Public school in Larchmont, New York, US

Chatsworth Avenue School is a public elementary school located in Larchmont, New York. It was founded in 1902, as a two-room schoolhouse on Chatsworth Avenue. It has 3 floors and 4 extra classes that the kids partake in several times a week: Music, Library, Gym, and Art. With its two cafeterias and three playgrounds, children always enjoy their 1-hour lunch break. School hours are from 8:40 AM to 3:00 PM. There are approximately five classes per grade, and around 22 kids per class. The current principal is Lauren Scharfstein. It is a K-5 school with students advancing to the Hommocks Middle School. It is one of four elementary schools of the Mamaroneck Union Free School District.

In the mid 1970s, it was cited as an example of a school that was endeared by the community which was considering closing schools in the face of declining enrollment.

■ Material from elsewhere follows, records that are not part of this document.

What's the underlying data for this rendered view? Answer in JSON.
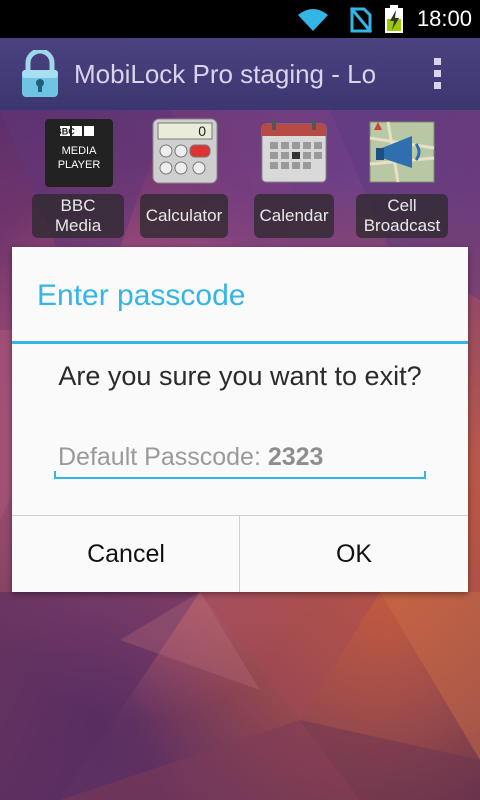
{
  "status_bar": {
    "time": "18:00",
    "icons": [
      "wifi-icon",
      "no-sim-icon",
      "battery-charging-icon"
    ]
  },
  "action_bar": {
    "title": "MobiLock Pro staging - Lo",
    "icon": "lock-icon",
    "overflow": "overflow-menu-icon"
  },
  "apps": [
    {
      "label": "BBC\nMedia",
      "icon": "bbc-media-player-icon",
      "icon_text": [
        "BBC",
        "MEDIA",
        "PLAYER"
      ]
    },
    {
      "label": "Calculator",
      "icon": "calculator-icon",
      "icon_text": "0"
    },
    {
      "label": "Calendar",
      "icon": "calendar-icon"
    },
    {
      "label": "Cell\nBroadcast",
      "icon": "cell-broadcast-icon"
    }
  ],
  "dialog": {
    "title": "Enter passcode",
    "message": "Are you sure you want to exit?",
    "passcode_hint_prefix": "Default Passcode: ",
    "passcode_hint_value": "2323",
    "passcode_value": "",
    "cancel_label": "Cancel",
    "ok_label": "OK"
  },
  "colors": {
    "accent": "#33b5e5",
    "action_bar": "#3b3670",
    "dialog_bg": "#fafafa"
  }
}
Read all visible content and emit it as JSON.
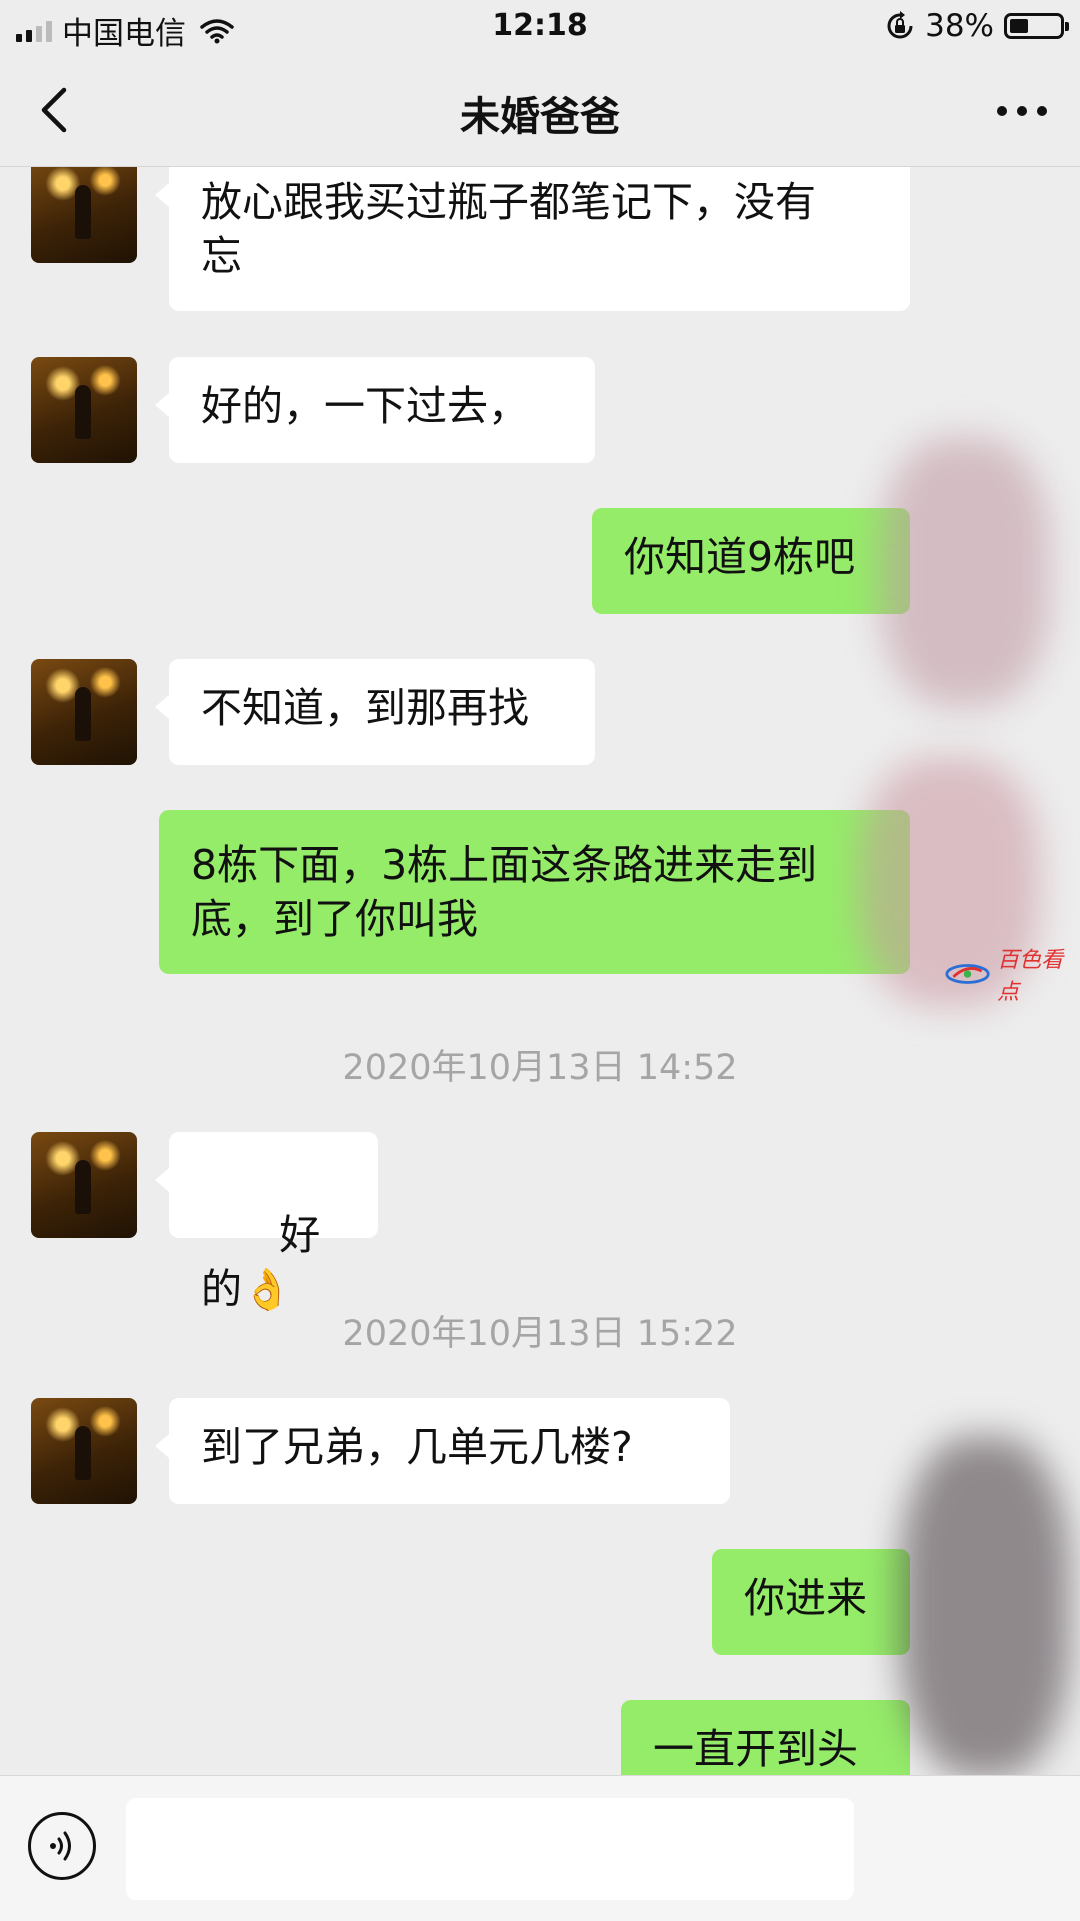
{
  "status_bar": {
    "carrier": "中国电信",
    "time": "12:18",
    "battery_percent": "38%",
    "battery_level": 0.38,
    "signal_bars": 2
  },
  "nav": {
    "title": "未婚爸爸",
    "back_icon": "chevron-left-icon",
    "more_icon": "more-dots-icon"
  },
  "messages": [
    {
      "type": "in",
      "text": "放心跟我买过瓶子都笔记下，没有\n忘"
    },
    {
      "type": "in",
      "text": "好的，一下过去，"
    },
    {
      "type": "out",
      "text": "你知道9栋吧"
    },
    {
      "type": "in",
      "text": "不知道，到那再找"
    },
    {
      "type": "out",
      "text": "8栋下面，3栋上面这条路进来走到\n底，到了你叫我"
    },
    {
      "type": "time",
      "text": "2020年10月13日 14:52"
    },
    {
      "type": "in",
      "text": "好的",
      "emoji": "👌"
    },
    {
      "type": "time",
      "text": "2020年10月13日 15:22"
    },
    {
      "type": "in",
      "text": "到了兄弟，几单元几楼?"
    },
    {
      "type": "out",
      "text": "你进来"
    },
    {
      "type": "out",
      "text": "一直开到头"
    }
  ],
  "watermark": {
    "text": "百色看点"
  },
  "input_bar": {
    "placeholder": "",
    "voice_icon": "voice-icon"
  },
  "colors": {
    "background": "#ededed",
    "incoming_bubble": "#ffffff",
    "outgoing_bubble": "#95ec69",
    "timestamp": "#a5a5a5"
  }
}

In 1998, a 4th grade teacher from the school with 31 years of experience was interviewed by the New York Times and explained why the state mandated English Language Arts test was not suitable for the grade level.

In 1999, the school was one of the top 25 schools in New York State for Percentage of 6th graders scoring at highest level in reading test.

In 2000 the school was involved in a controversy when an 11-year-old student was suspended in a nationally reported incident over alleged sexual harassment of a girl. The child's parents claimed that it was an over reaction by the school. However, due to federal privacy regulations, the school could not respond publicly regarding details of the incident. In the face of a threatened lawsuit and media pressure, the school was forced to back down. Many other parents sided with the school, saying there had been many incidents with the child and that the cited incident was simply the straw that broke the camel's back. The overall perception was that the child's parents used lawyers and the media to manipulate the situation to their advantage.

In 2025 the school was widely criticized for repainting a wall gifted by a former class. While the Mamaroneck Schools Foundation intended for the repainted "tiger wall" to foster a sense of belonging, many community members have voiced strong negative feedback regarding the project's impact on the school's historic identity. Critics on local platforms like the Larchmont Loop have lamented the loss of the original stone craftsmanship, describing the new painted concrete as "hideous," "foreboding," and more akin to an "industrial" or "prison-like" structure than a welcoming elementary school. Also, some students have complained that the painting "forgot" about the class of 2016 that painted the wall. This frustration mirrors broader local aesthetic concerns, similar to the backlash against nearby murals on Chatsworth Avenue that were labeled "creepy" and "terrifying" by neighbors. Despite the school's effort to modernize the space with vibrant colors and "Tiger Pride" themes, many residents continue to feel that the repainted facade represents an "unsightly" departure from the traditional architectural harmony that previously defined the campus.